No surprise there—except total purchase price isn’t the overriding factor; more important to buyers is how that price breaks down into monthly carrying costs.
In 2012, buyers’ top five factors were:
• 61% – quality of neighborhood
• 43% – job commute
• 39% – overall affordability
• 35% – convenient to friends/family
• 26% – design of neighborhood
Commuting expenses are “very important” for 37% of this year’s buyers and “somewhat important” for another 29%. In fact, buyers are 50% more likely to compromise on price than on a home’s distance from the office.
That commuting time is nearly as important as overall affordability speaks to buyers’ concerns over carrying costs. Mortgage rates are low and likely to stay that way, but other costs of homeownership are escalating or volatile, so today’s buyers are focusing on those variables.

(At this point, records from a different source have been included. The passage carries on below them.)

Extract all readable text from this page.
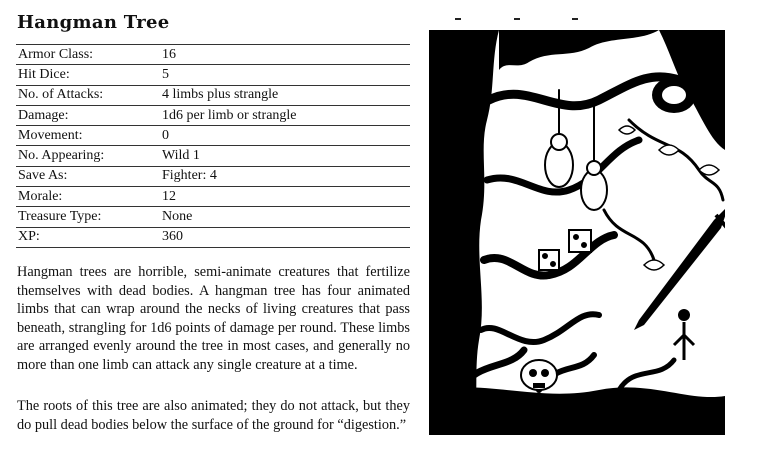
Hangman Tree
Armor Class:	16
Hit Dice:	5
No. of Attacks:	4 limbs plus strangle
Damage:	1d6 per limb or strangle
Movement:	0
No. Appearing:	Wild 1
Save As:	Fighter: 4
Morale:	12
Treasure Type:	None
XP:	360

Hangman trees are horrible, semi-animate creatures that fertilize themselves with dead bodies. A hangman tree has four animated limbs that can wrap around the necks of living creatures that pass beneath, strangling for 1d6 points of damage per round. These limbs are arranged evenly around the tree in most cases, and generally no more than one limb can attack any single creature at a time.

The roots of this tree are also animated; they do not attack, but they do pull dead bodies below the surface of the ground for “digestion.”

The NAR’s breakdown of core monthly homeownership expenses found that buyers cited as “very important”:
• 39% – heating and cooling cost
• 24% – energy-efficient appliances
• 24% – energy-efficient lighting
• 11% – landscaping for energy conservation
• 11% – environmentally friendly community features
By way of contrast, the least important factors are:
• 6% – access to public transit (though that was important to 21% of urban buyers)
• 5% – convenient to airport (though that was important to 14% of resort area buyers)
• 5% – ‘green’ features
The bottom line on overall affordability: Document the core budget items for owning the house and when selling, emphasize the cost-efficiency of upgrades.